Mia Wasikowska plays Madame Bovary in a passable take on the great novel
Emma Bovary, the protagonist of Gustave Flaubert’s 1856 novel Madame Bovary, ranks among the most fearsomely complex characters in classic literature. On the surface, she can be insufferable: a creature of pure impulse, selfish and entitled, like a 19th-century Kardashian trapped in a reality show she can’t handle. Flaubert ridicules her constantly, but he also feels tenderly toward her, and that tension, which exists at the very heart of his prose, is one source of the novel’s enduring genius. It’s also extremely difficult to translate into a screen performance, though many have tried. (The best-known adaptations are the 1949 MGM version, directed by Vincente Minnelli and starring Jennifer Jones, and Claude Chabrol’s 1991 film, with Isabelle Huppert in the title role.) The latest attempt places most of the burden on Mia Wasikowska, who’s apparently doing a tour of all the books she read in school, having played Jane Eyre a few years ago. Unafraid to make Emma decidedly unsympathetic, Wasikowska tries hard to convey the character’s sense of feeling stifled by her era, but the movie still can’t quite capture her shallow depth.

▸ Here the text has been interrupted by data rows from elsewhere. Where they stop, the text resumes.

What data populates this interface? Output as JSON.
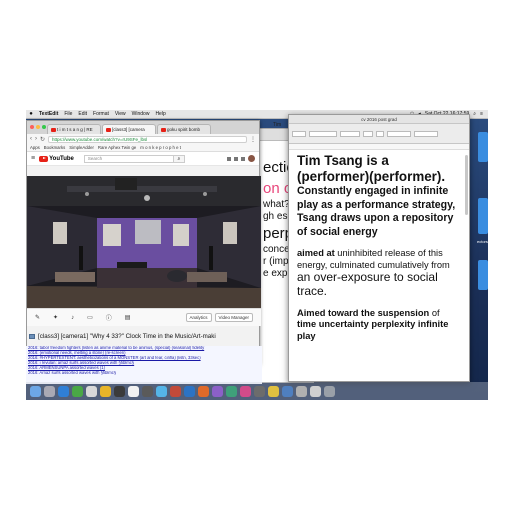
{
  "menubar": {
    "apple": "",
    "app": "TextEdit",
    "items": [
      "File",
      "Edit",
      "Format",
      "View",
      "Window",
      "Help"
    ],
    "clock": "Sat Oct 22  16:17:59",
    "doc_title": "cv 2016 post grad"
  },
  "browser": {
    "tabs": [
      {
        "label": "t i m t s a n g | RE"
      },
      {
        "label": "[class3] [camera"
      },
      {
        "label": "goku spirit bomb"
      }
    ],
    "url": "https://www.youtube.com/watch?v=rU9SFe_lbsl",
    "bookmarks": [
      "Apps",
      "Bookmarks",
      "SimpleAdder",
      "Rare Aphex Twin ge",
      "m o n k e p r o p h e t"
    ],
    "yt_logo": "YouTube",
    "search_placeholder": "Search",
    "controls": {
      "analytics": "Analytics",
      "video_manager": "Video Manager"
    },
    "video_title": "[class3] [camera1] \"Why 4 33?\" Clock Time in the Music/Art-maki"
  },
  "links": [
    "2016: tabor freedom fighters (listen as anime material to be animus, (special) (seasonal) fidelity",
    "2016: (emotional needs, melting a stone) (re-screen)",
    "2016: #HYPERTEXTENT: aestheticizations of a MONSTER (art and fear, cinfla) (listn, 33sec)",
    "2016: i revulan: arnaz surfs assorted waves with §fiblmc§",
    "2016: ARMENSUNPA assorted waves (1)",
    "2016: Arnaz surfs assorted waves with §fiblmc§"
  ],
  "back_doc": {
    "tab": "Tim",
    "lines": [
      "ection",
      "on of ti",
      "what?)",
      "gh escap",
      "perplex",
      "concert",
      "r (implie",
      "e exposu"
    ]
  },
  "doc": {
    "heading": "Tim Tsang is a (performer)(performer).",
    "subheading": "Constantly engaged in infinite play as a performance strategy, Tsang draws upon a repository of social energy",
    "p1_bold": "aimed at",
    "p1_a": " uninhibited release of this energy, culminated cumulatively from ",
    "p1_big": "an over-exposure to social trace.",
    "p2_bold": "Aimed toward the suspension",
    "p2_normal": " of",
    "p2_rest": "time uncertainty perplexity infinite play"
  },
  "right_label": "ectors",
  "colors": {
    "youtube_red": "#e62117",
    "desktop": "#1f3a66",
    "link": "#1a1aa6"
  }
}
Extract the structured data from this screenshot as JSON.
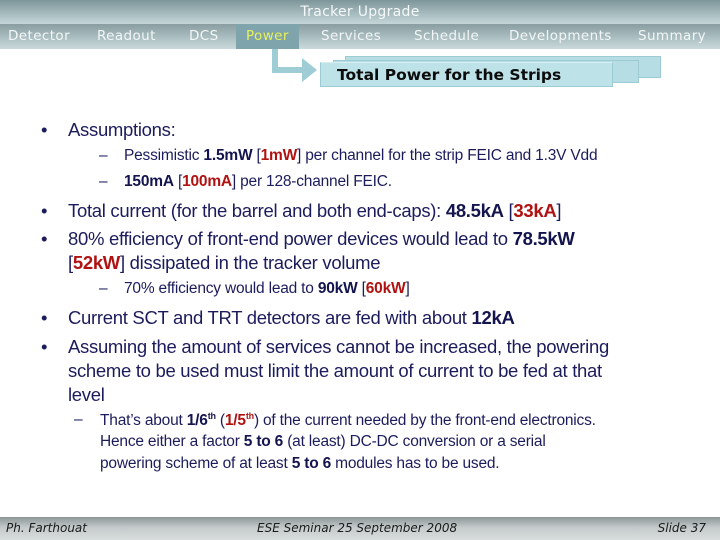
{
  "header": {
    "title": "Tracker Upgrade"
  },
  "nav": {
    "items": [
      {
        "label": "Detector",
        "active": false
      },
      {
        "label": "Readout",
        "active": false
      },
      {
        "label": "DCS",
        "active": false
      },
      {
        "label": "Power",
        "active": true
      },
      {
        "label": "Services",
        "active": false
      },
      {
        "label": "Schedule",
        "active": false
      },
      {
        "label": "Developments",
        "active": false
      },
      {
        "label": "Summary",
        "active": false
      }
    ]
  },
  "slide_tab": {
    "title": "Total Power for the Strips"
  },
  "colors": {
    "text": "#1c1c5c",
    "highlight_red": "#b01212",
    "active_nav": "#e8f25a",
    "tab_fill": "#bde2e8"
  },
  "body": {
    "b1": {
      "text": "Assumptions:"
    },
    "b1_s1": {
      "t1": "Pessimistic ",
      "v1": "1.5mW",
      "t2": " [",
      "v2": "1mW",
      "t3": "] per channel for the strip FEIC and 1.3V Vdd"
    },
    "b1_s2": {
      "v1": "150mA",
      "t1": " [",
      "v2": "100mA",
      "t2": "] per 128-channel FEIC."
    },
    "b2": {
      "t1": "Total current (for the barrel and both end-caps): ",
      "v1": "48.5kA",
      "t2": " [",
      "v2": "33kA",
      "t3": "]"
    },
    "b3": {
      "t1": "80% efficiency of front-end power devices would lead to ",
      "v1": "78.5kW",
      "t2": "[",
      "v2": "52kW",
      "t3": "] dissipated in the tracker volume"
    },
    "b3_s1": {
      "t1": "70% efficiency would lead to ",
      "v1": "90kW",
      "t2": " [",
      "v2": "60kW",
      "t3": "]"
    },
    "b4": {
      "t1": "Current SCT and TRT detectors are fed with about ",
      "v1": "12kA"
    },
    "b5": {
      "line1": "Assuming the amount of services cannot be increased, the powering",
      "line2": "scheme to be used must limit the amount of current to be fed at that",
      "line3": "level"
    },
    "b5_s1": {
      "t1": "That’s about  ",
      "v1": "1/6",
      "v1_sup": "th",
      "t2": " (",
      "v2": "1/5",
      "v2_sup": "th",
      "t3": ") of the current needed by the front-end electronics.",
      "l2_t1": "Hence either a factor ",
      "l2_v1": "5 to 6",
      "l2_t2": " (at least) DC-DC conversion or a serial",
      "l3_t1": "powering scheme of at least ",
      "l3_v1": "5 to 6",
      "l3_t2": " modules has to be used."
    },
    "bullet_char": "•",
    "dash_char": "–"
  },
  "footer": {
    "author": "Ph. Farthouat",
    "event": "ESE Seminar 25 September 2008",
    "slide": "Slide 37"
  }
}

Directed and co-written by Sophie Barthes (Cold Souls), this Madame Bovary heavily streamlines the narrative, skipping past the early sections (which focus on Emma’s future husband, Charles Bovary, and their courtship) and cutting the couple’s daughter, Berthe, altogether. As it opens, Emma has already been promised to Charles (Henry Lloyd-Hughes), after years spent being raised in a convent, and is deliriously happy about the prospect of being married. The honeymoon is over quickly, however, as Charles is neither as dashing nor, crucially, as professionally ambitious as she had hoped. He’s quite content to remain a middle-class country doctor practicing in the (fictional) village of Yonville, a dull backwater. Bored out of her mind, Emma at first halfheartedly deflects the advances of other admirers, but is soon taking lovers, including a local Marquis (Logan Marshall-Green) and a young law student (Ezra Miller). Meanwhile, she makes extravagant purchases on credit from a manipulative merchant, Monsieur Lheureux (Rhys Ifans), which threaten to bring the Bovary family (such as it is here, the kid being gone) to ruin.

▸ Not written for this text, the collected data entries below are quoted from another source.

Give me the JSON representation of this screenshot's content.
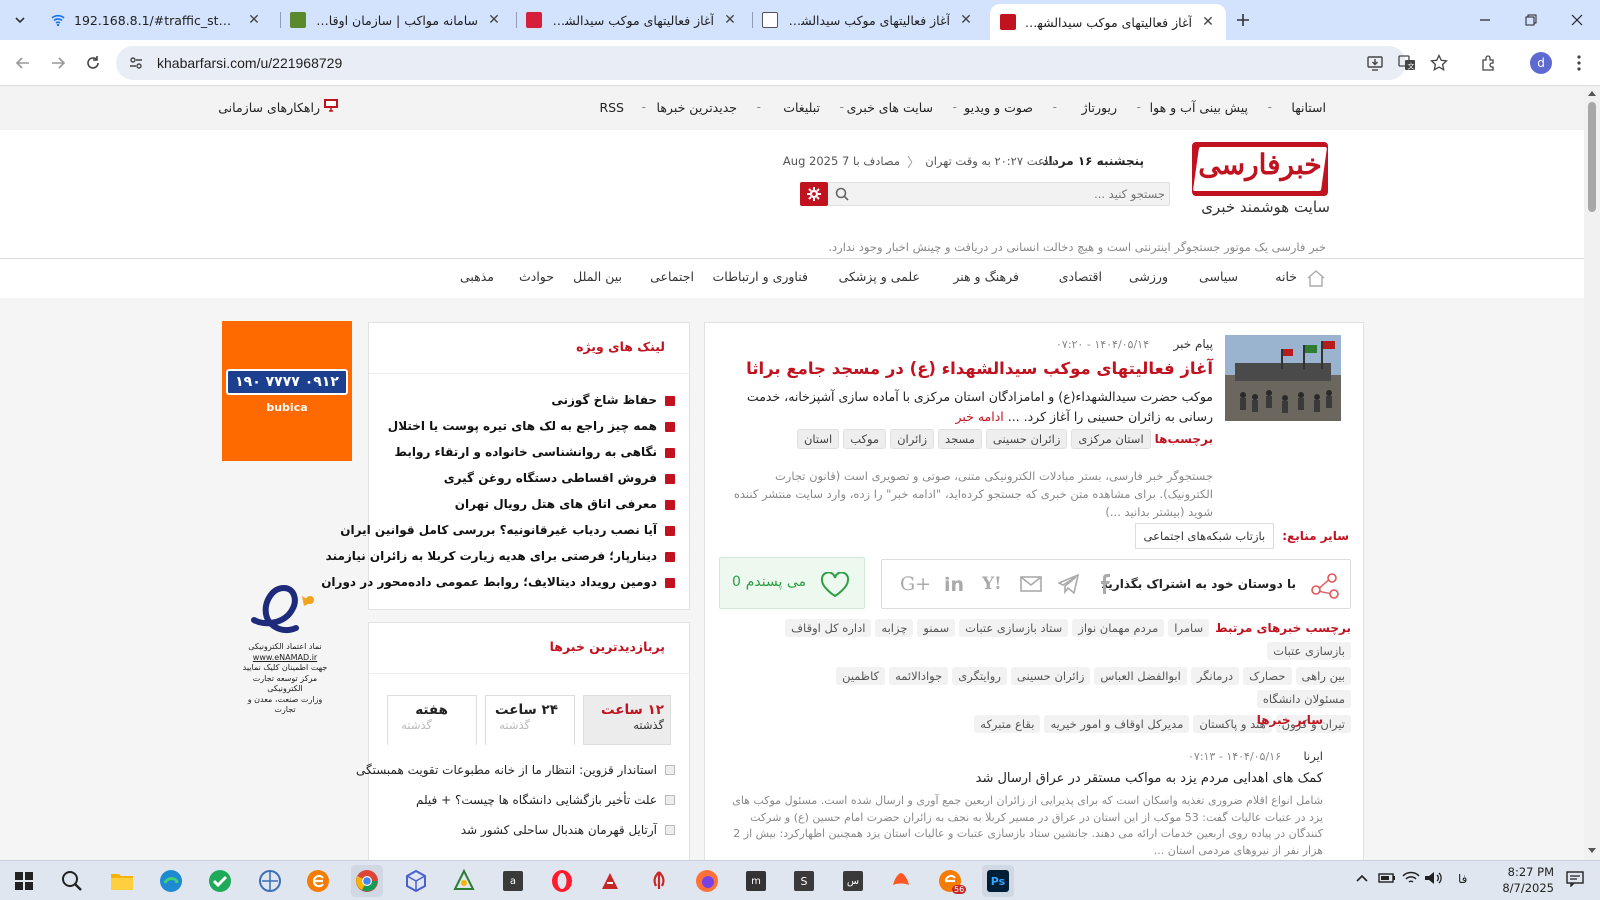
{
  "browser": {
    "tabs": [
      {
        "title": "192.168.8.1/#traffic_statistics",
        "active": false
      },
      {
        "title": "سامانه مواکب | سازمان اوقاف و",
        "active": false
      },
      {
        "title": "آغاز فعالیتهای موکب سیدالشهدا",
        "active": false
      },
      {
        "title": "آغاز فعالیتهای موکب سیدالشهداء",
        "active": false
      },
      {
        "title": "آغاز فعالیتهای موکب سیدالشهداء",
        "active": true
      }
    ],
    "url": "khabarfarsi.com/u/221968729",
    "profile_initial": "d"
  },
  "site": {
    "top_links": [
      "استانها",
      "پیش بینی آب و هوا",
      "ریورتاژ",
      "صوت و ویدیو",
      "سایت های خبری",
      "تبلیغات",
      "جدیدترین خبرها",
      "RSS"
    ],
    "org_solutions": "راهکارهای سازمانی",
    "logo_text": "خبرفارسی",
    "logo_tagline": "سایت هوشمند خبری",
    "date_day": "پنجشنبه ۱۶ مرداد",
    "date_time": "ساعت ۲۰:۲۷ به وقت تهران",
    "date_greg": "مصادف با 7 Aug 2025",
    "search_placeholder": "جستجو کنید ...",
    "disclaimer": "خبر فارسی یک موتور جستجوگر اینترنتی است و هیچ دخالت انسانی در دریافت و چینش اخبار وجود ندارد.",
    "categories": [
      "خانه",
      "سیاسی",
      "ورزشی",
      "اقتصادی",
      "فرهنگ و هنر",
      "علمی و پزشکی",
      "فناوری و ارتباطات",
      "اجتماعی",
      "بین الملل",
      "حوادث",
      "مذهبی"
    ]
  },
  "article": {
    "source": "پیام خبر",
    "datetime": "۱۴۰۴/۰۵/۱۴ - ۰۷:۲۰",
    "title": "آغاز فعالیتهای موکب سیدالشهداء (ع) در مسجد جامع براثا",
    "summary": "موکب حضرت سیدالشهداء(ع) و امامزادگان استان مرکزی با آماده سازی آشپزخانه، خدمت رسانی به زائران حسینی را آغاز کرد. ...",
    "read_more": "ادامه خبر",
    "tags_label": "برچسب‌ها",
    "tags": [
      "استان مرکزی",
      "زائران حسینی",
      "مسجد",
      "زائران",
      "موکب",
      "استان"
    ],
    "legal_notice": "جستجوگر خبر فارسی، بستر مبادلات الکترونیکی متنی، صوتی و تصویری است (قانون تجارت الکترونیک). برای مشاهده متن خبری که جستجو کرده‌اید، \"ادامه خبر\" را زده، وارد سایت منتشر کننده شوید (بیشتر بدانید ...)",
    "other_sources_label": "سایر منابع:",
    "other_sources": [
      "بازتاب شبکه‌های اجتماعی"
    ],
    "share_label": "با دوستان خود به اشتراک بگذارید",
    "share_icons": [
      "facebook-icon",
      "telegram-icon",
      "email-icon",
      "yahoo-icon",
      "linkedin-icon",
      "google-plus-icon"
    ],
    "like_label": "می پسندم",
    "like_count": "0",
    "related_label": "برچسب خبرهای مرتبط",
    "related_tags": [
      [
        "سامرا",
        "مردم مهمان نواز",
        "ستاد بازسازی عتبات",
        "سمنو",
        "چزابه",
        "اداره کل اوقاف",
        "بازسازی عتبات"
      ],
      [
        "بین راهی",
        "حصارک",
        "درمانگر",
        "ابوالفضل العباس",
        "زائران حسینی",
        "روایتگری",
        "جوادالائمه",
        "کاظمین",
        "مسئولان دانشگاه"
      ],
      [
        "تیران و کرون",
        "هند و پاکستان",
        "مدیرکل اوقاف و امور خیریه",
        "بقاع متبرکه"
      ]
    ],
    "other_news_label": "سایر خبرها"
  },
  "news2": {
    "source": "ایرنا",
    "datetime": "۱۴۰۴/۰۵/۱۶ - ۰۷:۱۳",
    "title": "کمک های اهدایی مردم یزد به مواکب مستقر در عراق ارسال شد",
    "body": "شامل انواع اقلام ضروری تغذیه واسکان است که برای پذیرایی از زائران اربعین جمع آوری و ارسال شده است. مسئول موکب های یزد در عتبات عالیات گفت: 53 موکب از این استان در عراق در مسیر کربلا به نجف به زائران حضرت امام حسین (ع) و شرکت کنندگان در پیاده روی اربعین خدمات ارائه می دهند. جانشین ستاد بازسازی عتبات و عالیات استان یزد همچنین اظهارکرد: بیش از 2 هزار نفر از نیروهای مردمی استان ..."
  },
  "sidebar": {
    "special_links_title": "لینک های ویژه",
    "special_links": [
      "حفاظ شاخ گوزنی",
      "همه چیز راجع به لک های تیره پوست یا اختلال",
      "نگاهی به روانشناسی خانواده و ارتقاء روابط",
      "فروش اقساطی دستگاه روغن گیری",
      "معرفی اتاق های هتل رویال تهران",
      "آیا نصب ردیاب غیرقانونیه؟ بررسی کامل قوانین ایران",
      "دینارپار؛ فرصتی برای هدیه زیارت کربلا به زائران نیازمند",
      "دومین رویداد دیتالایف؛ روابط عمومی داده‌محور در دوران"
    ],
    "popular_title": "پربازدیدترین خبرها",
    "popular_tabs": [
      {
        "main": "۱۲ ساعت",
        "sub": "گذشته",
        "active": true
      },
      {
        "main": "۲۴ ساعت",
        "sub": "گذشته",
        "active": false
      },
      {
        "main": "هفته",
        "sub": "گذشته",
        "active": false
      }
    ],
    "popular_items": [
      "استاندار قزوین: انتظار ما از خانه مطبوعات تقویت همبستگی",
      "علت تأخیر بازگشایی دانشگاه ها چیست؟ + فیلم",
      "آرتایل قهرمان هندبال ساحلی کشور شد"
    ]
  },
  "ad": {
    "phone": "۰۹۱۲ ۷۷۷۷ ۱۹۰",
    "brand": "bubica"
  },
  "enamad": {
    "lines": [
      "نماد اعتماد الکترونیکی",
      "www.eNAMAD.ir",
      "جهت اطمینان کلیک نمایید",
      "مرکز توسعه تجارت الکترونیکی",
      "وزارت صنعت، معدن و تجارت"
    ]
  },
  "taskbar": {
    "apps": [
      "start-icon",
      "search-icon",
      "file-explorer-icon",
      "edge-icon",
      "security-icon",
      "network-app-icon",
      "browser-e-icon",
      "chrome-icon",
      "app-cube-icon",
      "app-tree-icon",
      "app-a-icon",
      "opera-icon",
      "app-redwhite-icon",
      "app-emblem-icon",
      "firefox-icon",
      "app-dark-icon",
      "app-s-icon",
      "app-m-icon",
      "app-bird-icon",
      "app-badge-icon",
      "photoshop-icon"
    ],
    "badge_count": "56",
    "language": "فا",
    "time": "8:27 PM",
    "date": "8/7/2025"
  },
  "colors": {
    "accent_red": "#c1121f",
    "tab_strip": "#d3e3fd",
    "ad_orange": "#ff6a00",
    "like_green": "#2e9e46"
  }
}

Cold Souls (2009), a goofy sci-fi movie about literal soul storage and trafficking that starred Paul Giamatti (who also turns up in a small role here) as a fictionalized version of himself, was anything but subtle. So it’s a relief to see how strenuously Barthes works to avoid “explaining” Emma’s behavior, and how willing both she and Wasikowska are to risk having the character come across as spoiled. Unfortunately, shots of Emma looking longingly out of windows and brushing her fingers excitedly over a map of Paris are no substitute for Flaubert’s prose, which has the literary advantage of being able to peer into minds. In particular, the movie fails to suggest how much Emma’s romantic yearning and material acquisitiveness have been influenced by the trashy novels she read growing up; it’s as if a story heavily dependent on the corrosive effects of pop culture—The Bling Ring, say—had ignored that aspect entirely. Wasikowska gives a solid, emotionally precise performance, ably supported by the men around her (especially Ifans, who relishes Monsieur Lheureux’s unctuous cajolery), and the result is intelligent and eminently watchable. But if you’ve turned one of the greatest novels ever written into something merely “watchable,” you have failed.